Statement from Dr. Banuelos 

Some of the achievements I find most meaningful are:

  • I have co-authored 4 conference papers with undergraduate and grad students and have mentored over 20 students in research during my time at Fresno State.
  • Being a Co-PI on the Data Science Curriculum Grant with the University of Chicago (with has supported 5 Fresno State students to get experience in Data Science for Social Impact projects.
  • I was one of the OER Faculty Fellows for CFE. This opportunity helped connect me with programs like Enseñamos IDEAS Lab and has influenced my decision to have zero-cost course materials (ZCCM) and remove exams from all my courses.

Fun Facts Not found in his CV. 

  • One of my favorite things is to make people coffee/tea (that’s why my office always has both) and get to know more about them.
  • My motivation to be and remain a faculty member is to share my experience as a first-generation college student and the son of an immigrant and farmworker with students who may come from similar backgrounds and to support students with all resources available while removing barriers.

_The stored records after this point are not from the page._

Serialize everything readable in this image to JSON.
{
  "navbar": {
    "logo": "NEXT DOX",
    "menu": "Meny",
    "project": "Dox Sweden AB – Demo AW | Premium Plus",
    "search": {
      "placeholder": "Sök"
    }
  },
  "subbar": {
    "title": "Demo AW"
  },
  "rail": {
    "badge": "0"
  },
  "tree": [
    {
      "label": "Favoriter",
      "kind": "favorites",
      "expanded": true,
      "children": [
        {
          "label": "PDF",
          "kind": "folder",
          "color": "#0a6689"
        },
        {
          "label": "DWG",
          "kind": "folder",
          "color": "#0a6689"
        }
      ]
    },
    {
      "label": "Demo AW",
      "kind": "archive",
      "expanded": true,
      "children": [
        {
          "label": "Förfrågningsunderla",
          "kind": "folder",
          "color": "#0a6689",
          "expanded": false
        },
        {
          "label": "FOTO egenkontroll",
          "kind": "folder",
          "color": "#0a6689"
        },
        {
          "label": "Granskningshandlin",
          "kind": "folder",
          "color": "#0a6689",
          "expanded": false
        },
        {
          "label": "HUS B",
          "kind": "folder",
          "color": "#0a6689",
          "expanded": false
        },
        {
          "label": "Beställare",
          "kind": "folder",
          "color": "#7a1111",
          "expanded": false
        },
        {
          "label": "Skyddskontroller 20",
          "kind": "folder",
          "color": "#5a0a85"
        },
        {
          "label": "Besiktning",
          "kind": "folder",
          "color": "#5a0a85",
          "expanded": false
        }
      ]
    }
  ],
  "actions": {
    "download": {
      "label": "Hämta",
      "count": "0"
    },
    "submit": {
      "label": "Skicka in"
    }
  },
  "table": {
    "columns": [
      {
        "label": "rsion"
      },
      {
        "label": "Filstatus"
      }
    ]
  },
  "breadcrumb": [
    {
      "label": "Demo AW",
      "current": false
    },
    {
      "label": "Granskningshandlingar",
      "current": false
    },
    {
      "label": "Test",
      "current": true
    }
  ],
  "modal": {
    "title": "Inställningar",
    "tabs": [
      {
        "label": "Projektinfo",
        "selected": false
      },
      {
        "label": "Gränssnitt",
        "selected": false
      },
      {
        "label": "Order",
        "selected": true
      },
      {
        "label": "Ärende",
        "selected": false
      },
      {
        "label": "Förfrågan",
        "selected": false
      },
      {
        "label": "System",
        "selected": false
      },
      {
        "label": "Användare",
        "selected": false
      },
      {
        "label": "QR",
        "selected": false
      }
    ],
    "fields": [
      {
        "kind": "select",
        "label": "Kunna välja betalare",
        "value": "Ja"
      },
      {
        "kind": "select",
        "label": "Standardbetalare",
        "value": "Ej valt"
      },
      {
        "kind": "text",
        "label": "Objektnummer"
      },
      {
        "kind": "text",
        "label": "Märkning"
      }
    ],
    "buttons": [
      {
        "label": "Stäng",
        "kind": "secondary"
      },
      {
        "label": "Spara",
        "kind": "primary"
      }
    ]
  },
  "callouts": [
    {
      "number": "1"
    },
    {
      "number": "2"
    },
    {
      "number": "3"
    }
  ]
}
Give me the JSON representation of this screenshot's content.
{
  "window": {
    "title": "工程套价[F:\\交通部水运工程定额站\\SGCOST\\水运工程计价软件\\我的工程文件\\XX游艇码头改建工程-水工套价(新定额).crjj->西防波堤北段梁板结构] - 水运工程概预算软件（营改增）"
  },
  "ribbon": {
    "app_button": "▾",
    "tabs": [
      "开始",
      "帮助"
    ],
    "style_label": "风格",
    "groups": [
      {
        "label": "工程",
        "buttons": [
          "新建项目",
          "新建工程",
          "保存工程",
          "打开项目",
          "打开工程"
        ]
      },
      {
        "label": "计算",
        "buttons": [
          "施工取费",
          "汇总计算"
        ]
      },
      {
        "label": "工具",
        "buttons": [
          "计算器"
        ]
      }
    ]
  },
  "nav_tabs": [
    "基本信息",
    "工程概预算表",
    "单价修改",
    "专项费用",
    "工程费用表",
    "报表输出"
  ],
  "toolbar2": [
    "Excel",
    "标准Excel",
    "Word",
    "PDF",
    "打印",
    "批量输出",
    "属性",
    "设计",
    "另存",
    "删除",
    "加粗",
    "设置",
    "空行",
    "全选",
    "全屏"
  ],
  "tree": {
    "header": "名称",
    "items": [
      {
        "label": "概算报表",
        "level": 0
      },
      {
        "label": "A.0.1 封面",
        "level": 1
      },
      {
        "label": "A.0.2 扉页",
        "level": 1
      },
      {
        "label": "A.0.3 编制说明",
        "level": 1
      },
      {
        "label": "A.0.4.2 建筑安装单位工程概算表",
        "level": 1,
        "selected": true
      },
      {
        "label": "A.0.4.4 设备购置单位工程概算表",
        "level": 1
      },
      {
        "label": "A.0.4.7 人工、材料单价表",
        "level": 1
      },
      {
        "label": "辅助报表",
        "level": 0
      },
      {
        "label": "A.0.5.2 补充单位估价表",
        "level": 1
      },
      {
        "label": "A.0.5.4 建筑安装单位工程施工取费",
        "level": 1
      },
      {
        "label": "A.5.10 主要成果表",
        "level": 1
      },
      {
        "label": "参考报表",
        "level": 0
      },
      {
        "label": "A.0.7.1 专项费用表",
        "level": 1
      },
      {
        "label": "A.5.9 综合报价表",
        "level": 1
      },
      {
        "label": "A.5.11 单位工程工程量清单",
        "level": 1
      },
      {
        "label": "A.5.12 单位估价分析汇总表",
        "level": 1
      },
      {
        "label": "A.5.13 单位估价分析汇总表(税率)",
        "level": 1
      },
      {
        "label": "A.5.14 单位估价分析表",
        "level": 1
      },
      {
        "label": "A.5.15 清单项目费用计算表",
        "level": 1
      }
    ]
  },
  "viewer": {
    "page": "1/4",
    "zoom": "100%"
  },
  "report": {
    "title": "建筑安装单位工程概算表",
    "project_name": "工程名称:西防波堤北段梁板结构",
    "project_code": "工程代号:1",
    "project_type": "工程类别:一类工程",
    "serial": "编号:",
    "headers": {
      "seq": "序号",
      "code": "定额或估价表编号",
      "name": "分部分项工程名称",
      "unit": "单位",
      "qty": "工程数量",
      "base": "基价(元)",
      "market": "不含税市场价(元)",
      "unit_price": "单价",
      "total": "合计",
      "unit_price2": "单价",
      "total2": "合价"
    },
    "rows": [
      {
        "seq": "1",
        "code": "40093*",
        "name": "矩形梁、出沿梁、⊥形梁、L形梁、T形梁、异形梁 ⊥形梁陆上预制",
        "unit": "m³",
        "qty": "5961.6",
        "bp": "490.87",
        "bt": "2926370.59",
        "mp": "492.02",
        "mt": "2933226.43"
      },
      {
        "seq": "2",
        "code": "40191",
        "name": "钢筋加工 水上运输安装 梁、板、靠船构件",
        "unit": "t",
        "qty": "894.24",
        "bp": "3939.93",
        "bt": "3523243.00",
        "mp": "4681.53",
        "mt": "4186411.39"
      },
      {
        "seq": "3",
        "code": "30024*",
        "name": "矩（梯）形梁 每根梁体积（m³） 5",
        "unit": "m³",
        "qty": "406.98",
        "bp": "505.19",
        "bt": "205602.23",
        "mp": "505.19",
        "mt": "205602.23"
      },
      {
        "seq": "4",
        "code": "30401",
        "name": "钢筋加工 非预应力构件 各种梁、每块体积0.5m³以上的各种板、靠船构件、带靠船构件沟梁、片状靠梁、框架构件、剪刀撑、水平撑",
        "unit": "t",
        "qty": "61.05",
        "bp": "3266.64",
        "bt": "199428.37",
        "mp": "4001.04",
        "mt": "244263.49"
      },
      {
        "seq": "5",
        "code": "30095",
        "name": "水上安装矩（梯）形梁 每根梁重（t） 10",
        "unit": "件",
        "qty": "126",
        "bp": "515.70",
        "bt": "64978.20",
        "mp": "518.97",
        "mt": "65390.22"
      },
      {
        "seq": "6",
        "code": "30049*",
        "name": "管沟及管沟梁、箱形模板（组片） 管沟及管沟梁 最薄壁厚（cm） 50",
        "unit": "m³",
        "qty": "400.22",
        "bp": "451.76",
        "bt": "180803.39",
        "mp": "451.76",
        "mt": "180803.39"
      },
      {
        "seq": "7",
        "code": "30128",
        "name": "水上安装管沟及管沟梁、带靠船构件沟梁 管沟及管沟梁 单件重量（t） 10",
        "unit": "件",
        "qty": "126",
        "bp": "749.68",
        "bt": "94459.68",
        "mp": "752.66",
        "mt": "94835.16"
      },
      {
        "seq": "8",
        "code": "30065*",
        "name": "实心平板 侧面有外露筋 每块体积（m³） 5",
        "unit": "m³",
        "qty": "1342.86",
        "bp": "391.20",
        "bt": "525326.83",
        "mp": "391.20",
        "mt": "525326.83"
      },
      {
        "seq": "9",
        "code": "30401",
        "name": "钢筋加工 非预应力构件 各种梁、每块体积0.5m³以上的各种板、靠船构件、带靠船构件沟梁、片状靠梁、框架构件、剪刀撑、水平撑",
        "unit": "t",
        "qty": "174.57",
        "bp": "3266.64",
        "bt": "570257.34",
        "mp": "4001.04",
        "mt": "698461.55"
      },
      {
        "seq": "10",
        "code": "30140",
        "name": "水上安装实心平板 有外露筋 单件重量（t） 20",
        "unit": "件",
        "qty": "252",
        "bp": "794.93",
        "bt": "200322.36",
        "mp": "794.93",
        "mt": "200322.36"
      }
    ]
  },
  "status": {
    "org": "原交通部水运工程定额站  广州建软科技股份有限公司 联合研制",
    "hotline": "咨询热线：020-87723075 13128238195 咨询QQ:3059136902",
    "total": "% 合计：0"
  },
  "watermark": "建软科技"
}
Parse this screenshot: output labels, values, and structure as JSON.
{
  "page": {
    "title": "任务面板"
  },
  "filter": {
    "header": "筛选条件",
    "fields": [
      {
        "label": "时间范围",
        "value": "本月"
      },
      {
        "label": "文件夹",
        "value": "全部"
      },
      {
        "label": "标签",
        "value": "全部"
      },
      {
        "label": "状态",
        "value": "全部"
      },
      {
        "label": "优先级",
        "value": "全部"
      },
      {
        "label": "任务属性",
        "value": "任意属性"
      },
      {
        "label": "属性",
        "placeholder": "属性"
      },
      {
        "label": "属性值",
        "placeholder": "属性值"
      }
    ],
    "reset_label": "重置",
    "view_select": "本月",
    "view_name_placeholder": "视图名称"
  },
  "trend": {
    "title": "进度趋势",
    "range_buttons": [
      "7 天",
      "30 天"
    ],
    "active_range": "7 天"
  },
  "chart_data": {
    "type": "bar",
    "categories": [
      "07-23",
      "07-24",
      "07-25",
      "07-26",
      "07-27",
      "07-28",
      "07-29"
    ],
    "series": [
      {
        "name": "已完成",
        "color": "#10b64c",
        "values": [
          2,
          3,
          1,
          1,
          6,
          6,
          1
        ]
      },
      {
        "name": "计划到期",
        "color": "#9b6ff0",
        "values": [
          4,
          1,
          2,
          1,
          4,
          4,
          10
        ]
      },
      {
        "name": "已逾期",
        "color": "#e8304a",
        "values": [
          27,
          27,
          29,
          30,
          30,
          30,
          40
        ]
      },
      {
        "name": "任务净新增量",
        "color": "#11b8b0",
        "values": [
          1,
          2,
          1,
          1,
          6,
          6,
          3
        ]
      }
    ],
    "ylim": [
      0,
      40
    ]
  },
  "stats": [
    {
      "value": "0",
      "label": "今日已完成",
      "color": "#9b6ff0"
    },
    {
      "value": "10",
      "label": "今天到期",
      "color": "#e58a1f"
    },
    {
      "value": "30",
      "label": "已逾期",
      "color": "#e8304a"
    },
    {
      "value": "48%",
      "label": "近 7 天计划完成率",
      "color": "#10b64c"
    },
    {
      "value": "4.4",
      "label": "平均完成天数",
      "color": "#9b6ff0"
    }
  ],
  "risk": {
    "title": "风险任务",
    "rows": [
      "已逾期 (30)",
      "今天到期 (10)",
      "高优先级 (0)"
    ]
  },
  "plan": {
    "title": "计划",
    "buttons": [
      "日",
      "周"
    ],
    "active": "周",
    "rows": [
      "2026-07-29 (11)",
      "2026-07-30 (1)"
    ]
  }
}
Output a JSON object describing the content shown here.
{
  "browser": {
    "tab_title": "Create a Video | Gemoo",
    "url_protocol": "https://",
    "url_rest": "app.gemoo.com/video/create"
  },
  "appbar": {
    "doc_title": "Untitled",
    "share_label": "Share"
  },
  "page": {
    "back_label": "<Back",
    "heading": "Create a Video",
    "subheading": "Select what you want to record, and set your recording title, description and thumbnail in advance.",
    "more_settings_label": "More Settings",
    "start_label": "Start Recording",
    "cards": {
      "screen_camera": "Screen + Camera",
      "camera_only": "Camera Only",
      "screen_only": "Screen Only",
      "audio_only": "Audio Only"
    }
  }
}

Dr. Ettore Vitali: Associate professor Physics

Early Tenure: Statement from Dean Dr. Christopher Meyer

He has developed and refined an outstanding teaching portfolio, including lower and upper-division undergraduate, graduate, and advanced research experiences. 

A charismatic and dynamic teacher, Dr. Vitali uses a variety of active learning and High-Impact Practices to engage students in an inherently complex and challenging discipline, including 7 lower division courses (90 students/class) that include many biology and engineering majors who often find physics very tough. 

It is also notable that Dr. Vitali is not content to rest on his laurels, as his success has inspired him to “keep exploring and improving” in training the next generation of STEM professionals. He continually reflects on feedback from students, colleagues, and professional development workshops. 

Notably, Dr. Vitali has been recognized with two Provost awards for his accomplishments – “Extraordinary Teaching in Extraordinary Times” (2020) and “Promising New Faculty” (2022). 

Dr. Vitali is a creative and productive scholar- he has established a very active research group that includes undergraduate and graduate students working on various exciting projects using computational approaches. One of his students earned an Honorable Mention in their National Science Foundation Graduate Research Fellowship Program. And he has already graduated 3 MS students. 

Dr. Vitali plays an active role in recruiting, including visits to nine high schools to present the Physics program and his research program in computational physics; he also has incorporated outreach and recruitment activities into his grant proposals as part of his broader impacts. 

From Ettore:

My heartfelt desire as a faculty member is to guide our students during the transformative learning process. I want to help them gain skills that will support their unique personal and professional growth, and, even more importantly, I want to walk with them and support them as they navigate through the waves of challenges, successes, and failures.

Fun Facts Not in his CV: 

When not teaching or doing physics research, I love spending time in nature with my wife, from climbing mountains to kayaking in the Pacific Ocean. In addition, I have a passion for meditation at the psychological and spiritual levels. It has helped me navigate difficult emotions in the past, and I hope to share what I have learned with students, colleagues, and our community.